Additional Procurement Planning Factors
Warehousing options should also be considered well in advance of the move. Which is best for your organization – Just It Time (JIT) or third party warehousing? In the world of Six Sigma, LEAN, and ongoing process improvement, many organizations have moved the management of supplies and equipment to a JIT process. The JIT process saves organizations valuable resources through more effective use of space by limiting storage needs, reducing staff, and creating a more efficient process to move materials throughout the organization.
However, JIT is not as effective during the activation of a new or major hospital addition. This process includes the receipt, verification, placement, and installation of thousands of pieces of new FFE&T. Much of the new equipment requires assembly, BioMed testing, IT set-up, etc. Receiving space for the thousands of items is often limited which requires receiving staff to quickly move items into a temporary holding area or deliver direct to the final location.
Utilizing a third party warehouse allows for all items to be received and inspected in an orderly process. The warehouse company assumes the risk and liability for inspecting all items for damage and contents. Furthermore, the warehouse company will assemble most items ahead of delivery and will remove all packaging and debris, saving the hospital time and money. The hospital or its planning consultant will coordinate all deliveries from the warehouse to the new facility to ensure all items have been received and installed to meet the overall facility activation schedule.

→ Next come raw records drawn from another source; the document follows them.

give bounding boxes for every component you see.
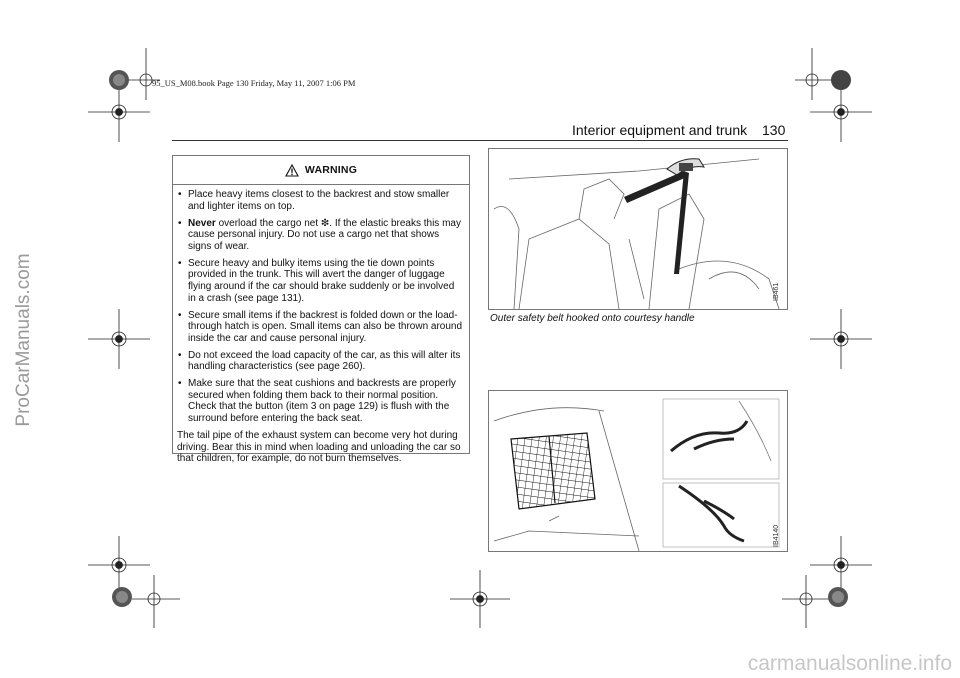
warning-item-text: Do not exceed the load capacity of the car, as this will alter its handling characteristics (see page 260).	[188, 349, 461, 373]
figure-code: IB4140	[773, 524, 780, 547]
warning-header	[173, 156, 469, 185]
bottom-watermark: carmanualsonline.info	[747, 652, 952, 675]
warning-item-text: Secure small items if the backrest is folded down or the load-through hatch is open. Small items can also be thrown around inside the car and cause personal injury.	[188, 309, 463, 344]
warning-item	[177, 258, 463, 304]
side-watermark	[13, 253, 34, 427]
warning-item	[177, 310, 463, 345]
warning-box	[172, 155, 470, 465]
warning-heading: WARNING	[304, 164, 358, 176]
warning-item-text: Make sure that the seat cushions and backrests are properly secured when folding them back to their normal position. Check that the button (item 3 on page 129) is flush with the surround before entering the back seat.	[188, 378, 456, 425]
warning-list	[177, 189, 463, 425]
page-title: Interior equipment and trunk	[572, 122, 748, 138]
warning-item-text: Secure heavy and bulky items using the tie down points provided in the trunk. This will avert the danger of luggage flying around if the car should brake suddenly or be involved in a crash (see page 131).	[188, 257, 455, 304]
warning-item	[177, 218, 463, 253]
figure-caption: Outer safety belt hooked onto courtesy handle	[490, 313, 695, 324]
warning-item-lead: Never	[188, 217, 216, 229]
figure-cargo-net	[488, 390, 788, 552]
page-number: 130	[762, 122, 786, 138]
side-watermark-text: ProCarManuals.com	[13, 253, 34, 427]
warning-triangle-icon	[285, 164, 299, 177]
warning-footer: The tail pipe of the exhaust system can become very hot during driving. Bear this in mind when loading and unloading the car so that children, for example, do not burn themselves.	[177, 430, 461, 465]
warning-item-text: Place heavy items closest to the backrest and stow smaller and lighter items on top.	[188, 189, 450, 212]
cargo-net-illustration	[489, 391, 787, 551]
warning-item	[177, 378, 463, 424]
warning-body	[173, 185, 469, 465]
seatbelt-illustration	[489, 149, 787, 309]
warning-item-text: overload the cargo net ❇. If the elastic breaks this may cause personal injury. Do not use a cargo net that shows signs of wear.	[188, 217, 461, 252]
warning-item	[177, 350, 463, 373]
header-divider	[172, 140, 788, 141]
file-stamp: 95_US_M08.book Page 130 Friday, May 11, 2007 1:06 PM	[152, 78, 356, 88]
warning-item	[177, 189, 463, 212]
figure-seatbelt	[488, 148, 788, 310]
figure-code: IB461	[773, 282, 780, 301]
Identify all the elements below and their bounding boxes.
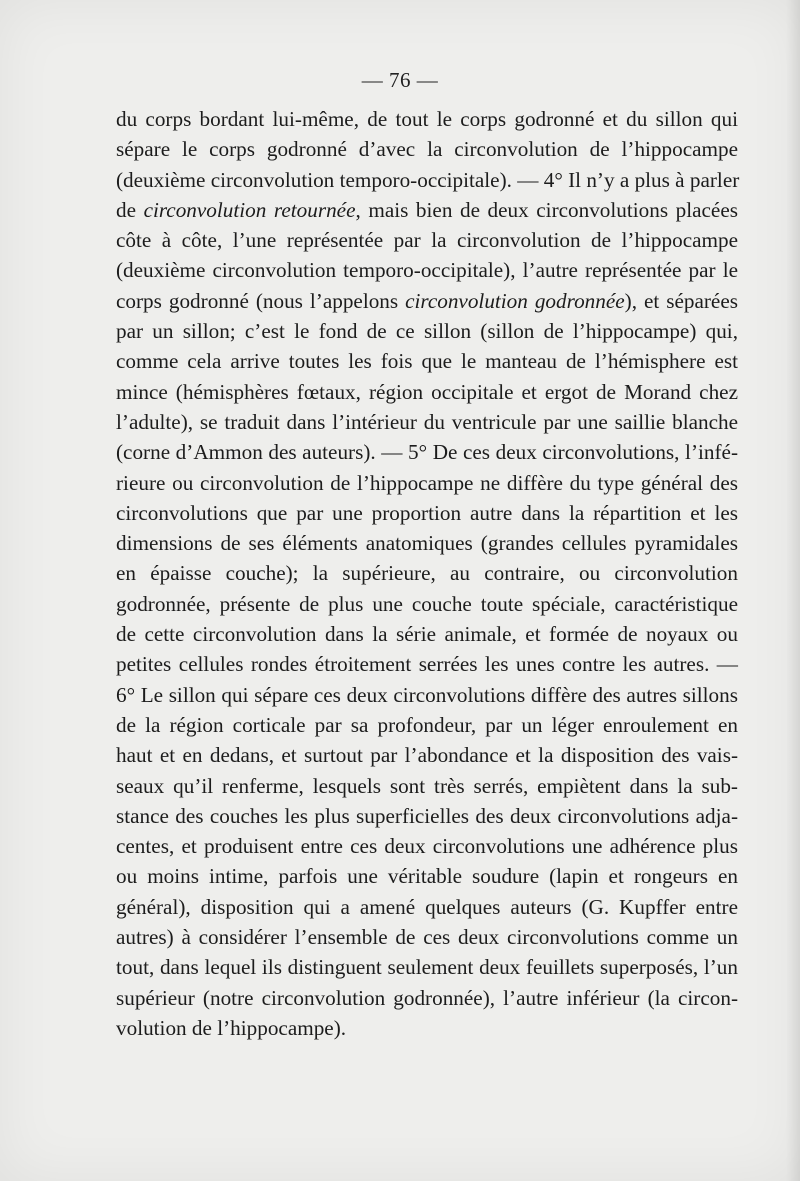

As hospitals plan for a new facility, FFE&T is often overlooked and delegated to a small in-house facilities team to manage without appropriate consideration of backfilling their day-to-day responsibilities. The success of activating renovated or new healthcare space will always be judged based upon how it finished. Was the building activated according to plan? Was everything in its proper place? Did all the new equipment work? Did the patient move go smoothly? Was the stress level on the organization acceptable? What additional dollars were spent to make up for the inefficiencies in execution? These final activities are the things that all personnel, patients and the public will remember as they begin experiencing the new space. Properly planning the management of the FFE&T will impact the success of staff training, final licensing, start date of the move schedule as well as the patient experience. Therefore, it is imperative for any healthcare organization involved in a capital facility project to begin development of a comprehensive FFE&T plan at inception of the project to maximize success.